Abstract
LiteStage, a latency-aware layer skipping framework, enhances multi-stage reasoning by optimizing layer budgets and suppressing redundant output tokens, achieving significant speedup with minimal accuracy loss.
Multi-stage reasoning has emerged as an effective strategy for enhancing the reasoning capability of small language models by decomposing complex problems into sequential sub-stages. However, this comes at the cost of increased latency. We observe that existing adaptive acceleration techniques, such as layer skipping, struggle to balance efficiency and accuracy in this setting due to two key challenges: (1) stage-wise variation in skip sensitivity, and (2) the generation of redundant output tokens.
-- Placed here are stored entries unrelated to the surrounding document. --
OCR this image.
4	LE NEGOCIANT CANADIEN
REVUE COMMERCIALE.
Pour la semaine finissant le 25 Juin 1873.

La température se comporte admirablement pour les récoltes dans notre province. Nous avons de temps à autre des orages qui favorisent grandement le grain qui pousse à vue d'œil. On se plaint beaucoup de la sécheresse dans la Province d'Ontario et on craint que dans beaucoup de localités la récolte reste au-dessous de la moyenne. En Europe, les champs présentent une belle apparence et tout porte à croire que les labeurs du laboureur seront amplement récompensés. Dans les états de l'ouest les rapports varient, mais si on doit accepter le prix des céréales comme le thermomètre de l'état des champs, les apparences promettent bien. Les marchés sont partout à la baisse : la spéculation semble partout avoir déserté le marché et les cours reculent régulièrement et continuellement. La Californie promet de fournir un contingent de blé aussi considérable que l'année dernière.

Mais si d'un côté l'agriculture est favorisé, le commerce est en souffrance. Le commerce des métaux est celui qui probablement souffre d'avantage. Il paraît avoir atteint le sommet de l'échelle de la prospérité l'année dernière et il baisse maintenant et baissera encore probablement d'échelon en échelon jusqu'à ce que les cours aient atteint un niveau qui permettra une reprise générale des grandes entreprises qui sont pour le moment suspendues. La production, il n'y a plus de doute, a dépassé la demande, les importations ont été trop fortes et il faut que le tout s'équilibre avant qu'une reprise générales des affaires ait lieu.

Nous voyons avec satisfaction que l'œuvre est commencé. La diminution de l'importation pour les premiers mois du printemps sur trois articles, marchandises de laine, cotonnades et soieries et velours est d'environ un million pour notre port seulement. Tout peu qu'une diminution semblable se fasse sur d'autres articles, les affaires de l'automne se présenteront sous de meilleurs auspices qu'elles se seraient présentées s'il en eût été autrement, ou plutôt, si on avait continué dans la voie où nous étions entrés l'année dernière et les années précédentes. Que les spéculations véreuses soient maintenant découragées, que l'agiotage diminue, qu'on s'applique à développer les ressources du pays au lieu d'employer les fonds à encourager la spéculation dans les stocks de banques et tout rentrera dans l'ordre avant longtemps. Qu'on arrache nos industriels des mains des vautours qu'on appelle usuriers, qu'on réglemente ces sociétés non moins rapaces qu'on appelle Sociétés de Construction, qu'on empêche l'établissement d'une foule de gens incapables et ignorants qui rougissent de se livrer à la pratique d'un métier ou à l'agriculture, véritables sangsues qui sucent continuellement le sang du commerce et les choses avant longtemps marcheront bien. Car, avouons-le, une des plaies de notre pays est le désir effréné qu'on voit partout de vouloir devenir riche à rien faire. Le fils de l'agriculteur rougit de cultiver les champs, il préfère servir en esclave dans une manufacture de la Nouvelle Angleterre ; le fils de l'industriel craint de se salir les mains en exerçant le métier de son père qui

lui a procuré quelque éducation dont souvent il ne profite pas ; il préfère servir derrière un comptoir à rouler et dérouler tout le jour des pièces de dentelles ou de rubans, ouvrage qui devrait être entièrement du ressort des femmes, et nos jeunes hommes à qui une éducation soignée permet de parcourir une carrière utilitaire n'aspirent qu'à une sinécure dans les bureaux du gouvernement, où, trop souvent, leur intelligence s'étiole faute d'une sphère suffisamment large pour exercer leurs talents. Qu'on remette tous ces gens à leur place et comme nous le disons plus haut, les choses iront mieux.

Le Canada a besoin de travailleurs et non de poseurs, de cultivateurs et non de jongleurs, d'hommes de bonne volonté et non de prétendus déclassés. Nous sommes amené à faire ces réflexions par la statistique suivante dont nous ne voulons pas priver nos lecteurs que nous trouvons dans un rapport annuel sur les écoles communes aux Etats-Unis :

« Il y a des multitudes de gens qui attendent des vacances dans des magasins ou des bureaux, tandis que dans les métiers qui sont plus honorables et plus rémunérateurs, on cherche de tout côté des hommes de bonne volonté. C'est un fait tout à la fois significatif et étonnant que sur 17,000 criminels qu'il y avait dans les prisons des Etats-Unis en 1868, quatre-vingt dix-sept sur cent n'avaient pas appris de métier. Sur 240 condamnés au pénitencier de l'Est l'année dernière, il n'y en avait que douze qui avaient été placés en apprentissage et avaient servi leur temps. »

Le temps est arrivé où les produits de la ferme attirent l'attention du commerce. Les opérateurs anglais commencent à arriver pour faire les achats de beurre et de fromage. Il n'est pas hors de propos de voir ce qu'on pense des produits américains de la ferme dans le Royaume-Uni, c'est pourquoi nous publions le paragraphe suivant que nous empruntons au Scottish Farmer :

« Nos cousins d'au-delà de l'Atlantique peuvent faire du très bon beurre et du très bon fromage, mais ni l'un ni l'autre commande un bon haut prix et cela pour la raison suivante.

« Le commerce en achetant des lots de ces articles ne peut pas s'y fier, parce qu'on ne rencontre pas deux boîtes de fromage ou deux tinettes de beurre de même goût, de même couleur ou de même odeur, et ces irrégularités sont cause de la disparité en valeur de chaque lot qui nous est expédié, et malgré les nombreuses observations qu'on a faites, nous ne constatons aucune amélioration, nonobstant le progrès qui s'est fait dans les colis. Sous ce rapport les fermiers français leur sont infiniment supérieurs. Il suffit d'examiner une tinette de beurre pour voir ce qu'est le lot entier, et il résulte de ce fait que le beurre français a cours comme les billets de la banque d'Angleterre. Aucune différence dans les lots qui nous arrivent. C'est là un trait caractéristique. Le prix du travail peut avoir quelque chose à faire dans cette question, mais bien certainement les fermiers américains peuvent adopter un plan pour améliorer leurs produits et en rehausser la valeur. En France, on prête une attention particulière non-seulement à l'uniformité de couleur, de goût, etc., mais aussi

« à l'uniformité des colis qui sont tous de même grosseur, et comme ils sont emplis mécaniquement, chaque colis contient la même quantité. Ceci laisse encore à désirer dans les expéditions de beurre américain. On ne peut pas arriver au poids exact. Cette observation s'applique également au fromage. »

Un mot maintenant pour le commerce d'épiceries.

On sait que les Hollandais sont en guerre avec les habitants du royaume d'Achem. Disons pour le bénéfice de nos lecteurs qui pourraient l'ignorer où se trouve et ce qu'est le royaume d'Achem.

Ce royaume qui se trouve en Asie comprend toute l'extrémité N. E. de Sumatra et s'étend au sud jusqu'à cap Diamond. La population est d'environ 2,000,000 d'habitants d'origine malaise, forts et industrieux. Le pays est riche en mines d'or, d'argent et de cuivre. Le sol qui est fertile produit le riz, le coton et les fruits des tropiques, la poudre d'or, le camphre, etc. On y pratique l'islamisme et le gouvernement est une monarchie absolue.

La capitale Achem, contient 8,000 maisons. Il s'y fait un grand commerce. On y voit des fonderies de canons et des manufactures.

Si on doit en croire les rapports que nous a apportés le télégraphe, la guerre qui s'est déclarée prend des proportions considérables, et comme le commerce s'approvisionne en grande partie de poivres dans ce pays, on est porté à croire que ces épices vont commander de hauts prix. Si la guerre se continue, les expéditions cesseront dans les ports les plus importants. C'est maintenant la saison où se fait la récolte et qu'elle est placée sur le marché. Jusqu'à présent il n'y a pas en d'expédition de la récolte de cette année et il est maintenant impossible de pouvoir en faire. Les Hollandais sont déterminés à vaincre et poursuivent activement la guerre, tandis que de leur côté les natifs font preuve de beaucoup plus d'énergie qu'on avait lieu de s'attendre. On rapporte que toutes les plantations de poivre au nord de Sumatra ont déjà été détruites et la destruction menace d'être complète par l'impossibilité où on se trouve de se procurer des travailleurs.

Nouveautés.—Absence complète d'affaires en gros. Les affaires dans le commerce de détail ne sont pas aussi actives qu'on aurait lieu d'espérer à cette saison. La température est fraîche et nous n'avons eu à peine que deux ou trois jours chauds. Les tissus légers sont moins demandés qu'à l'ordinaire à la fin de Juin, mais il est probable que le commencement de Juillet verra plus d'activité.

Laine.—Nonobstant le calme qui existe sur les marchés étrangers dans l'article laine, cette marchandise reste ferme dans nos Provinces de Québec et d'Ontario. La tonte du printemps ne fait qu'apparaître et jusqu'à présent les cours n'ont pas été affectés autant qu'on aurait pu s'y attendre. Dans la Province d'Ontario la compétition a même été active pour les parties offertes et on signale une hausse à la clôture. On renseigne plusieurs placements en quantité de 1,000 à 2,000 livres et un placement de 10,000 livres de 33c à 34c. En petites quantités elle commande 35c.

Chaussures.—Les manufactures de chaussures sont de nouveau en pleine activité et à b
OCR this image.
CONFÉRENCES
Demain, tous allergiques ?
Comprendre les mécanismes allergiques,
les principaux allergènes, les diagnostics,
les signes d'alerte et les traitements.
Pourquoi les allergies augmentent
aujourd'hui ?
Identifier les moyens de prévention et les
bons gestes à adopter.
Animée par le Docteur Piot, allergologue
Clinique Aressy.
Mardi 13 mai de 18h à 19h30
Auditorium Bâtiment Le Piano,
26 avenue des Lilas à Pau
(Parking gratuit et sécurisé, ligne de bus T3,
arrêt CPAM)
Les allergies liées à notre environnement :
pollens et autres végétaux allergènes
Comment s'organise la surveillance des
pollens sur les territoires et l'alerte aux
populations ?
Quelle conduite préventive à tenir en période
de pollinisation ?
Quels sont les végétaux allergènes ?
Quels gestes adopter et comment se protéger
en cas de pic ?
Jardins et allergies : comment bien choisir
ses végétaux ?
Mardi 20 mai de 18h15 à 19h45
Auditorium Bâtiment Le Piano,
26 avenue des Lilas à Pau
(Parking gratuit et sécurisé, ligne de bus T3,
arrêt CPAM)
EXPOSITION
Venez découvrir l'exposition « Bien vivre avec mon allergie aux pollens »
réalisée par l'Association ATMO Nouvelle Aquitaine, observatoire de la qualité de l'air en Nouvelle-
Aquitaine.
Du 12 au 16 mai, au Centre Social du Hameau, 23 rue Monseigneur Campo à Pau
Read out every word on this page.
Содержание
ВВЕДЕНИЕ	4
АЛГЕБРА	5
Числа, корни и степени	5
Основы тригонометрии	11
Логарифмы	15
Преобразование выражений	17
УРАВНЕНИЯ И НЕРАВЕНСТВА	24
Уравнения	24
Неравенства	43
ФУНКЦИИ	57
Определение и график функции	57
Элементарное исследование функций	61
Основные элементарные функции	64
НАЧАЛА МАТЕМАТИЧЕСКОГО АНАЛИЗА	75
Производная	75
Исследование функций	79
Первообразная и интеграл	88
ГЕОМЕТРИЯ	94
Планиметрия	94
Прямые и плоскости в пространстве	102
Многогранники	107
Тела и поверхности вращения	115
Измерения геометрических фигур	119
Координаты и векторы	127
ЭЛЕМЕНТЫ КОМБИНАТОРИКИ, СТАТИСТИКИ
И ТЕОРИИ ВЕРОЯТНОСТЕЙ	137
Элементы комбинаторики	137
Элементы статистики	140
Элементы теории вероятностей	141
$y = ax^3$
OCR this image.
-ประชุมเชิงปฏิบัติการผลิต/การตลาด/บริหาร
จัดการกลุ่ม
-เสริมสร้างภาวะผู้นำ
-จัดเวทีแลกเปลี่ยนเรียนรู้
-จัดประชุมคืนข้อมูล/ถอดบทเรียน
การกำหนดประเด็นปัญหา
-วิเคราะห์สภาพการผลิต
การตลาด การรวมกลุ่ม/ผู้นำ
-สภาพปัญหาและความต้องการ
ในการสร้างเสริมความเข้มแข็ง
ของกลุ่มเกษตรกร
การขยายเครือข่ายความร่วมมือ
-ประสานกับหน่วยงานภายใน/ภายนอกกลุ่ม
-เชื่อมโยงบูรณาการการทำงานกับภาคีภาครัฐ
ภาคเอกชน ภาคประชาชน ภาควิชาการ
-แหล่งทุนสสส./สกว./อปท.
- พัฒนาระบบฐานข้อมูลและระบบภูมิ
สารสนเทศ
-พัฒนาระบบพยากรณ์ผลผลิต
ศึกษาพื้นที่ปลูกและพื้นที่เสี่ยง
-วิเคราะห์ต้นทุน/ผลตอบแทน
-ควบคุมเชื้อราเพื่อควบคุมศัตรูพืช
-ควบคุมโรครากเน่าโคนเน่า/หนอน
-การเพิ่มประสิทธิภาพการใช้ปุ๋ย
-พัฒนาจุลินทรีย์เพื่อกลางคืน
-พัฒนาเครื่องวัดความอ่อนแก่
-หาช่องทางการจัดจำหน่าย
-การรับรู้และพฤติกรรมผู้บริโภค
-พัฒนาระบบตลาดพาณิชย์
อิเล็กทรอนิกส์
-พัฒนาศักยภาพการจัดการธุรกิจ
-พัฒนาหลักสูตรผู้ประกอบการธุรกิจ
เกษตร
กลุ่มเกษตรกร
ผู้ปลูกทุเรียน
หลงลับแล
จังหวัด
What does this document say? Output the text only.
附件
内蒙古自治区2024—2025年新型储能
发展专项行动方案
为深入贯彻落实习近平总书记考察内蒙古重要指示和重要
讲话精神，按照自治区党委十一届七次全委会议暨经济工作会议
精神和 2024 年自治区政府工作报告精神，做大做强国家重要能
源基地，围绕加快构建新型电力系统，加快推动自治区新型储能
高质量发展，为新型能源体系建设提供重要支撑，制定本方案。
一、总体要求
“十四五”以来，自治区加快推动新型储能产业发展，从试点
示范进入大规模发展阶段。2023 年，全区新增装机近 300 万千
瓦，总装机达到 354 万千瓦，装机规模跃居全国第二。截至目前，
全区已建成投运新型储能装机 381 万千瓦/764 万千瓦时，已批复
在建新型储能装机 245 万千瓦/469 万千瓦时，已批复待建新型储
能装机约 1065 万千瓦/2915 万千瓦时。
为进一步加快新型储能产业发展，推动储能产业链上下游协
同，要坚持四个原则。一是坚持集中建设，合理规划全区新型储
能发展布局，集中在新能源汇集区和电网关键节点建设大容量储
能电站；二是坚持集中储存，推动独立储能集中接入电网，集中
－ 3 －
To address these, we propose LiteStage, a latency-aware layer skipping framework for multi-stage reasoning. LiteStage combines a stage-wise offline search that allocates optimal layer budgets with an online confidence-based generation early exit to suppress unnecessary decoding. Experiments on three benchmarks, e.g., OBQA, CSQA, and StrategyQA, show that LiteStage achieves up to 1.70x speedup with less than 4.0% accuracy loss, outperforming prior training-free layer skipping methods.
Community
LiteStage is a latency-aware layer skipping framework for multi-stage reasoning that balances efficiency and accuracy by combining stage-wise optimization with online early exiting, achieving up to 1.7× speedup with less than 4% accuracy loss.